Tracing How Annotators Think: Augmenting Preference Judgments with Reading Processes
Karin de Langis, William Walker, Khanh Chi Le, Dongyeop Kang
TL;DR
This work introduces PreferRead, a dataset that augments traditional preference annotations with fine-grained reading-process signals captured via mouse tracking. By collecting 1,000 preference-item items annotated by three crowdworkers each, the authors derive metrics such as rereading frequency, reading-path length, and word-level durations to study how reading behavior relates to annotation outcomes and agreement. Key findings show that re-reading correlates with higher inter-annotator agreement while longer reading paths and loops associate with disagreement, suggesting reading-process data reveal cognitive dynamics behind subjective judgments. The study demonstrates the feasibility of scalable reading-augmented annotations and highlights their potential to improve reliability modeling and annotation design, with released code and data for reuse.
Abstract
We propose an annotation approach that captures not only labels but also the reading process underlying annotators' decisions, e.g., what parts of the text they focus on, re-read or skim.
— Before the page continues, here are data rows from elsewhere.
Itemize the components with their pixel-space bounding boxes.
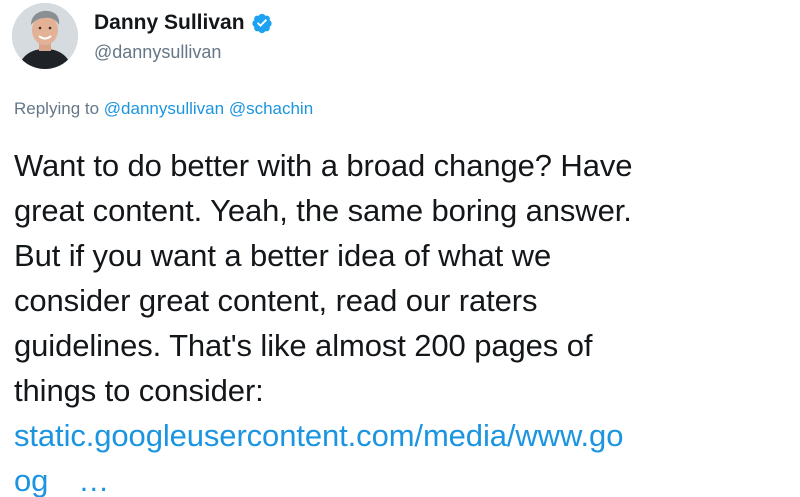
author-display-name[interactable]: Danny Sullivan: [94, 11, 245, 35]
tweet-url-link-tail[interactable]: og: [14, 463, 48, 497]
replying-to-label: Replying to: [14, 99, 100, 118]
verified-badge-icon: [251, 12, 273, 34]
author-name-row: Danny Sullivan: [94, 9, 273, 37]
tweet-url-link[interactable]: static.googleusercontent.com/media/www.g…: [14, 413, 794, 458]
replying-to-line: Replying to @dannysullivan @schachin: [14, 99, 313, 119]
tweet-text-line: guidelines. That's like almost 200 pages…: [14, 328, 593, 363]
author-handle[interactable]: @dannysullivan: [94, 42, 221, 63]
tweet-text-line: Want to do better with a broad change? H…: [14, 148, 633, 183]
tweet-text-line: things to consider:: [14, 373, 264, 408]
mention-link-schachin[interactable]: @schachin: [229, 99, 313, 118]
mention-link-dannysullivan[interactable]: @dannysullivan: [104, 99, 224, 118]
tweet-body: Want to do better with a broad change? H…: [14, 143, 794, 497]
tweet-text-line: great content. Yeah, the same boring ans…: [14, 193, 632, 228]
tweet-text-line: consider great content, read our raters: [14, 283, 538, 318]
tweet-url-link-continued[interactable]: og …: [14, 458, 794, 497]
profile-photo-icon: [12, 3, 78, 69]
tweet: Danny Sullivan @dannysullivan Replying t…: [0, 0, 800, 497]
tweet-url-ellipsis[interactable]: …: [78, 463, 109, 497]
avatar[interactable]: [12, 3, 78, 69]
tweet-text-line: But if you want a better idea of what we: [14, 238, 552, 273]
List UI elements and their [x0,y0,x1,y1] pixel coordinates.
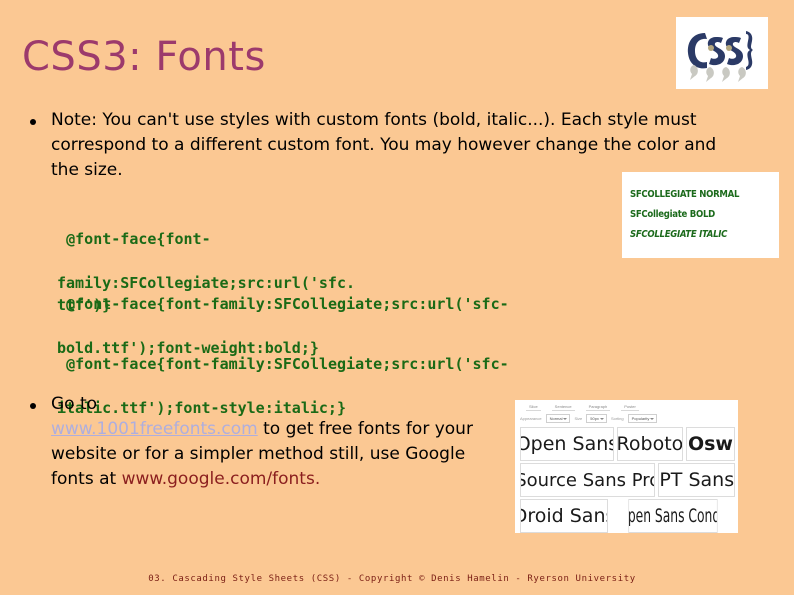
footer-text: 03. Cascading Style Sheets (CSS) - Copyr… [148,574,636,584]
page-title: CSS3: Fonts [22,34,266,80]
sfcollegiate-sample-image: SFCOLLEGIATE NORMAL SFCollegiate BOLD SF… [622,172,779,258]
sfc-sample-normal: SFCOLLEGIATE NORMAL [630,189,740,200]
link-google-fonts[interactable]: www.google.com/fonts. [122,469,321,489]
bullet-item-note: Note: You can't use styles with custom f… [30,108,720,183]
bullet-goto-text: Go to www.1001freefonts.com to get free … [51,392,510,492]
bullet-dot-icon [30,119,36,125]
gf-tab-slice[interactable]: Slice [526,404,541,411]
gf-font-row-1: Open Sans Roboto Osw [520,427,738,461]
gf-font-card-source-sans-pro[interactable]: Source Sans Pro [520,463,656,497]
link-1001freefonts[interactable]: www.1001freefonts.com [51,419,258,439]
goto-lead: Go to [51,394,98,414]
gf-size-label: Size [574,416,583,421]
note-line-1: Note: You can't use styles with custom f… [51,110,556,130]
gf-appearance-label: Appearance [520,416,542,421]
gf-tab-poster[interactable]: Poster [621,404,639,411]
gf-font-row-2: Source Sans Pro PT Sans [520,463,738,497]
bullet-item-goto: Go to www.1001freefonts.com to get free … [30,392,510,492]
gf-font-card-pt-sans[interactable]: PT Sans [658,463,735,497]
code-1-line-1: @font-face{font- [66,230,211,248]
gf-font-card-oswald[interactable]: Osw [685,427,735,461]
gf-tab-sentence[interactable]: Sentence [551,404,575,411]
gf-sort-label: Sorting [610,416,624,421]
bullet-note-text: Note: You can't use styles with custom f… [51,108,720,183]
gf-font-card-roboto[interactable]: Roboto [616,427,683,461]
gf-font-card-droid-sans[interactable]: Droid Sans [520,499,609,533]
google-fonts-filters: Appearance Normal Size 50px Sorting Popu… [520,414,738,423]
code-3-line-1: @font-face{font-family:SFCollegiate;src:… [66,355,509,373]
gf-font-card-open-sans-condensed[interactable]: Open Sans Conde [628,499,718,533]
gf-font-row-3: Droid Sans Open Sans Conde [520,499,738,533]
css-logo-graphic [687,31,753,82]
gf-font-card-open-sans[interactable]: Open Sans [520,427,614,461]
bullet-dot-icon [30,403,36,409]
sfc-sample-italic: SFCOLLEGIATE ITALIC [630,229,728,240]
gf-sort-select[interactable]: Popularity [627,414,658,423]
gf-size-select[interactable]: 50px [586,414,607,423]
code-2-line-1: @font-face{font-family:SFCollegiate;src:… [66,295,509,313]
gf-appearance-select[interactable]: Normal [545,414,571,423]
gf-tab-paragraph[interactable]: Paragraph [585,404,611,411]
css-logo [676,17,768,89]
google-fonts-tabs: Slice Sentence Paragraph Poster [520,404,738,411]
slide-root: CSS3: Fonts Note: You can't use styles w… [0,0,794,595]
google-fonts-screenshot: Slice Sentence Paragraph Poster Appearan… [515,400,738,533]
sfc-sample-bold: SFCollegiate BOLD [630,209,715,220]
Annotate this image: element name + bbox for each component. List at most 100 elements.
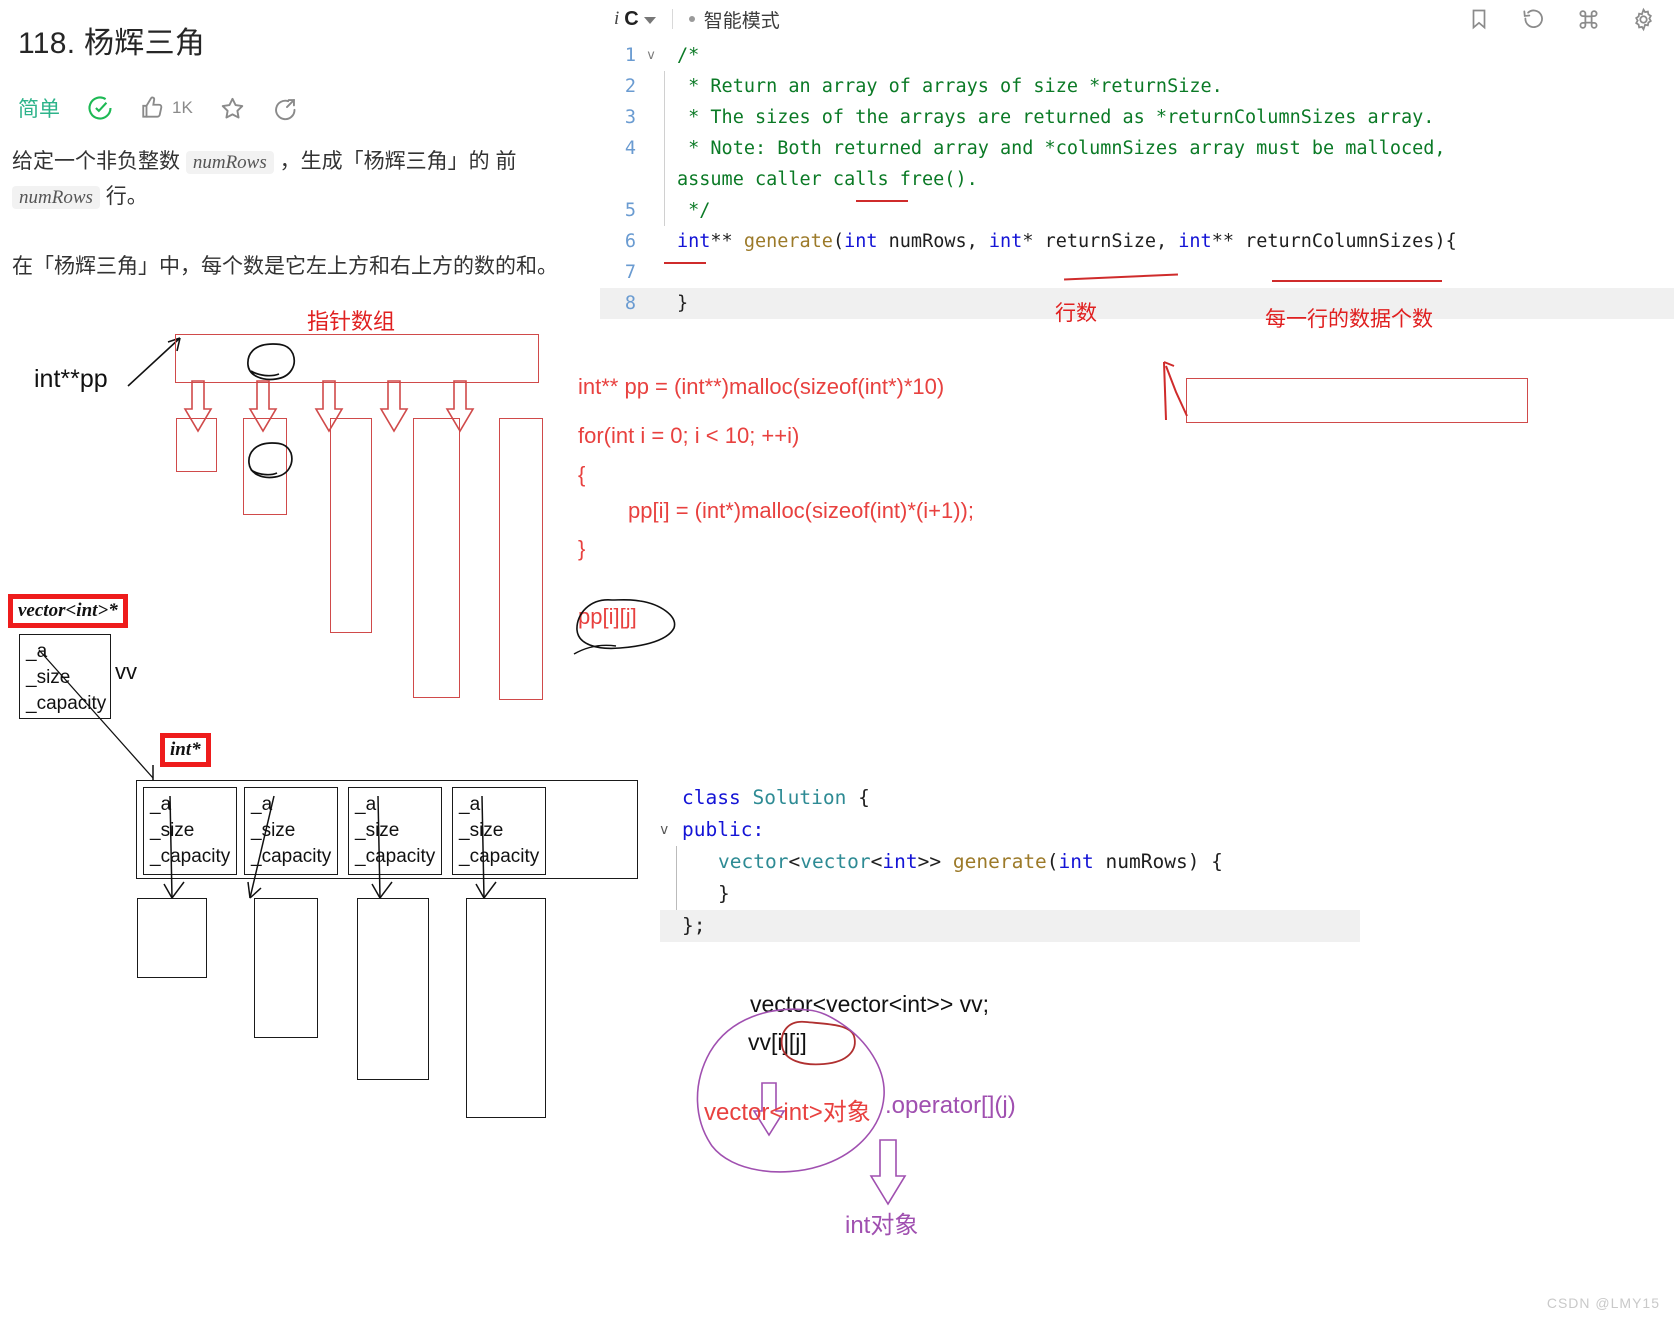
share-button[interactable] [272,95,299,122]
favorite-button[interactable] [219,95,246,122]
cpp-code-line[interactable]: }; [660,910,1360,942]
malloc-code-line-4: pp[i] = (int*)malloc(sizeof(int)*(i+1)); [628,498,974,523]
code-editor-panel: i C 智能模式 1 v /* 2 * Return an array of a… [600,0,1674,335]
pointer-array-box [175,334,539,383]
cpp-fold-toggle-icon[interactable]: v [660,814,676,846]
code-text: * The sizes of the arrays are returned a… [677,102,1434,133]
annotation-int-pp: int**pp [34,365,108,393]
pointer-cell-5 [499,418,543,700]
int-array-3 [357,898,429,1080]
cpp-code-token: Solution [752,786,847,809]
code-text: */ [677,195,710,226]
code-line[interactable]: assume caller calls free(). [600,164,1674,195]
editor-toolbar-actions [1467,7,1656,32]
int-array-1 [137,898,207,978]
cpp-code-token: } [718,882,730,905]
smart-mode-toggle[interactable]: 智能模式 [688,6,780,33]
code-text: assume caller calls free(). [677,164,978,195]
int-array-4 [466,898,546,1118]
code-token: /* [677,45,700,66]
reset-icon[interactable] [1521,7,1546,32]
int-array-2 [254,898,318,1038]
desc1-text-b: ，生成「杨辉三角」的 [279,150,490,173]
watermark: CSDN @LMY15 [1546,1295,1660,1311]
cpp-code-line[interactable]: vector<vector<int>> generate(int numRows… [660,846,1360,878]
cpp-code-block[interactable]: class Solution {v public: vector<vector<in… [660,782,1360,942]
code-line[interactable]: 7 [600,257,1674,288]
code-line[interactable]: 2 * Return an array of arrays of size *r… [600,71,1674,102]
fold-toggle-icon[interactable]: v [644,40,658,71]
fold-toggle-icon [644,226,658,257]
language-name: C [624,7,639,30]
gear-icon[interactable] [1631,7,1656,32]
code-line[interactable]: 5 */ [600,195,1674,226]
cpp-code-token: numRows [1093,850,1188,873]
chevron-down-icon [643,17,656,24]
cpp-code-text: vector<vector<int>> generate(int numRows… [718,846,1223,878]
code-text: * Note: Both returned array and *columnS… [677,133,1446,164]
cpp-fold-toggle-icon [660,878,676,910]
pen-scribble-1 [247,343,295,381]
code-token: * Return an array of arrays of size *ret… [677,76,1223,97]
code-line[interactable]: 1 v /* [600,40,1674,71]
fold-toggle-icon [644,164,658,195]
line-number: 7 [624,262,636,283]
check-circle-icon [88,96,112,120]
code-line[interactable]: 8} [600,288,1674,319]
cpp-block-guide [676,878,677,910]
cpp-code-token: int [882,850,918,873]
code-token: * Note: Both returned array and *columnS… [677,138,1446,159]
pen-underline-array [856,200,908,202]
cpp-code-token: generate [952,850,1047,873]
desc2-text-a: 前 [495,150,517,173]
code-token: * returnSize, [1022,231,1179,252]
code-token: int [988,231,1023,252]
language-selector[interactable]: i C [614,8,656,31]
star-icon [221,97,244,119]
cpp-code-token: ) { [1187,850,1223,873]
line-number: 3 [624,107,636,128]
solved-status-icon[interactable] [86,94,114,122]
cpp-block-guide [676,846,677,878]
code-token: * The sizes of the arrays are returned a… [677,107,1435,128]
pointer-cell-4 [413,418,460,698]
block-guide [664,133,665,164]
status-dot-icon [688,16,695,22]
toolbar-divider [671,9,673,29]
code-line[interactable]: 3 * The sizes of the arrays are returned… [600,102,1674,133]
cpp-code-line[interactable]: class Solution { [660,782,1360,814]
cpp-code-text: } [718,878,730,910]
tag-int-ptr: int* [160,733,211,767]
bookmark-icon[interactable] [1467,7,1491,31]
problem-panel: 118. 杨辉三角 简单 1K 给定一个非负整数 numRows ，生成「杨辉三… [0,0,600,300]
cpp-code-token: < [788,850,801,873]
cpp-fold-toggle-icon [660,910,676,942]
block-guide [664,195,665,226]
pen-scribble-2 [248,442,293,479]
fold-toggle-icon [644,71,658,102]
code-token: int [677,231,711,252]
pointer-cell-3 [330,418,372,633]
code-text: * Return an array of arrays of size *ret… [677,71,1223,102]
line-number: 6 [624,231,636,252]
int-obj-label: int对象 [845,1212,919,1239]
code-line[interactable]: 4 * Note: Both returned array and *colum… [600,133,1674,164]
like-button[interactable]: 1K [140,95,193,121]
line-number: 2 [624,76,636,97]
malloc-code-line-5: } [578,536,586,561]
cpp-fold-toggle-icon [660,846,676,878]
cpp-code-token: >> [917,850,953,873]
cpp-code-line[interactable]: v public: [660,814,1360,846]
cpp-code-token: }; [682,914,706,937]
cpp-code-line[interactable]: } [660,878,1360,910]
code-token: int [844,231,878,252]
pen-underline-int [664,262,706,264]
block-guide [664,71,665,102]
pen-arrow-right [1163,361,1188,421]
command-icon[interactable] [1576,7,1601,32]
problem-description-line1: 给定一个非负整数 numRows ，生成「杨辉三角」的 前 numRows 行。 [12,145,582,214]
gutter-spacer [658,288,677,319]
language-prefix: i [614,8,620,29]
code-line[interactable]: 6 int** generate(int numRows, int* return… [600,226,1674,257]
problem-meta-row: 简单 1K [18,88,299,128]
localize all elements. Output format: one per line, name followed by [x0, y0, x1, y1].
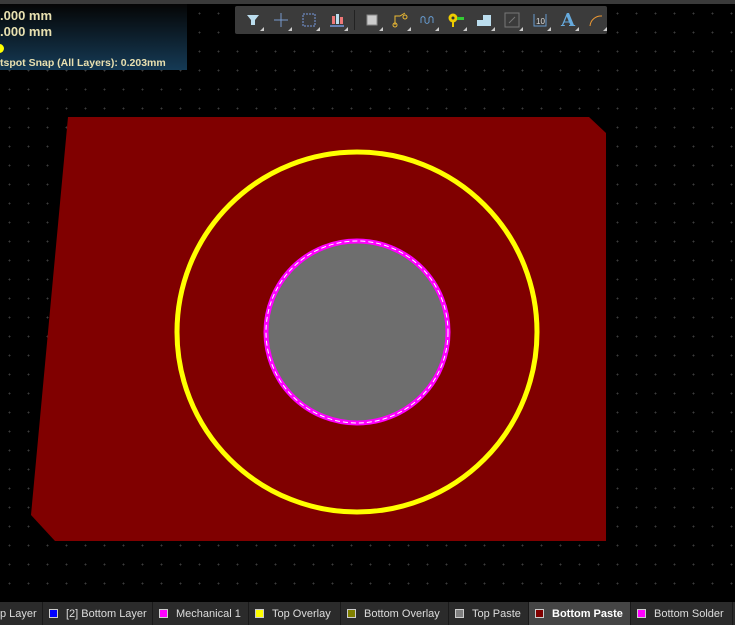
layer-tab-label: p Layer: [0, 607, 37, 620]
layer-tabs: p Layer [2] Bottom Layer Mechanical 1 Top O…: [0, 602, 735, 625]
pcb-drawing: [31, 117, 606, 541]
layer-tab-top-paste[interactable]: Top Paste: [449, 602, 529, 625]
layer-color-swatch: [637, 609, 646, 618]
layer-tab-bottom-overlay[interactable]: Bottom Overlay: [341, 602, 449, 625]
filter-icon[interactable]: [239, 6, 267, 34]
layer-tab--2-bottom-layer[interactable]: [2] Bottom Layer: [43, 602, 153, 625]
text-icon[interactable]: A: [554, 6, 582, 34]
layer-color-swatch: [49, 609, 58, 618]
arc-icon[interactable]: [582, 6, 610, 34]
layer-tab-mechanical-1[interactable]: Mechanical 1: [153, 602, 249, 625]
layer-tab-p-layer[interactable]: p Layer: [0, 602, 43, 625]
crosshair-icon[interactable]: [267, 6, 295, 34]
dimension-icon[interactable]: 10: [526, 6, 554, 34]
layer-color-swatch: [347, 609, 356, 618]
hud-y: .000 mm: [0, 24, 53, 39]
select-rect-icon[interactable]: [295, 6, 323, 34]
layer-color-swatch: [255, 609, 264, 618]
layer-tab-label: Bottom Overlay: [364, 607, 440, 620]
hud-x: .000 mm: [0, 8, 53, 23]
layer-tab-label: Bottom Solder: [654, 607, 724, 620]
layer-tab-label: Bottom Paste: [552, 607, 623, 620]
layer-tab-bottom-paste[interactable]: Bottom Paste: [529, 602, 631, 625]
interactive-length-icon[interactable]: [414, 6, 442, 34]
pad-mechanical-ring[interactable]: [263, 238, 451, 426]
layer-color-swatch: [159, 609, 168, 618]
layer-tab-label: [2] Bottom Layer: [66, 607, 147, 620]
align-icon[interactable]: [323, 6, 351, 34]
layer-tab-top-overlay[interactable]: Top Overlay: [249, 602, 341, 625]
layer-tab-label: Top Paste: [472, 607, 521, 620]
pcb-canvas[interactable]: [0, 4, 735, 600]
route-icon[interactable]: [386, 6, 414, 34]
layer-tab-bottom-solder[interactable]: Bottom Solder: [631, 602, 733, 625]
component-icon[interactable]: [358, 6, 386, 34]
via-icon[interactable]: [442, 6, 470, 34]
active-bar: 10 A: [235, 6, 607, 34]
status-dot-icon: [0, 44, 4, 53]
keepout-icon[interactable]: [498, 6, 526, 34]
heads-up-display: .000 mm .000 mm tspot Snap (All Layers):…: [0, 4, 187, 70]
layer-color-swatch: [455, 609, 464, 618]
toolbar-separator: [354, 10, 355, 30]
polygon-pour-icon[interactable]: [470, 6, 498, 34]
layer-color-swatch: [535, 609, 544, 618]
layer-tab-label: Top Overlay: [272, 607, 331, 620]
hud-snap: tspot Snap (All Layers): 0.203mm: [0, 57, 166, 69]
svg-text:10: 10: [536, 17, 545, 26]
layer-tab-label: Mechanical 1: [176, 607, 241, 620]
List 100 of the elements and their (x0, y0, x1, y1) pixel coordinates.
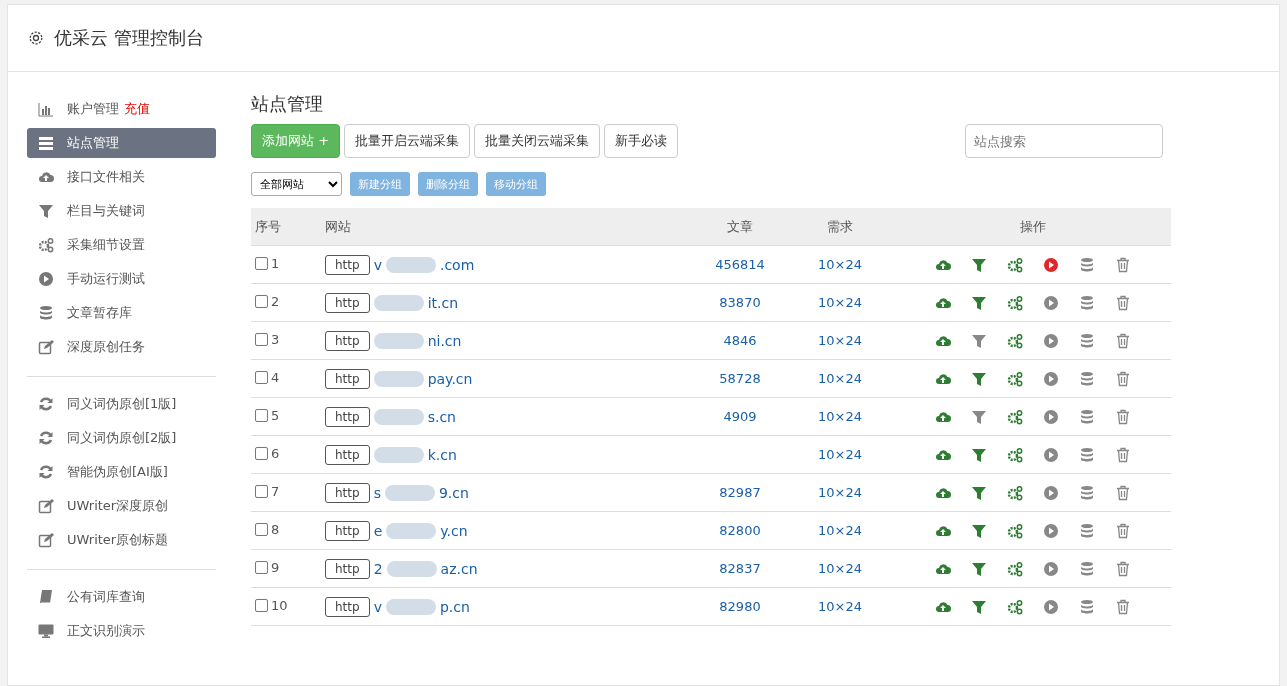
play-icon[interactable] (1043, 332, 1059, 349)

Using this framework, we conduct a case study on the preference annotation task, creating a dataset PreferRead that contains fine-grained annotator reading behaviors obtained from mouse tracking. PreferRead enables detailed analysis of how annotators navigate between a prompt and two candidate responses before selecting their preference. We find that annotators re-read a response in roughly half of all trials, most often revisiting the option they ultimately choose, and rarely revisit the prompt. Reading behaviors are also significantly related to annotation outcomes: re-reading is associated with higher inter-annotator agreement, whereas long reading paths and times are associated with lower agreement. These results demonstrate that reading processes provide a complementary cognitive dimension for understanding annotator reliability, decision-making and disagreement in complex, subjective NLP tasks. Our code and data are publicly available.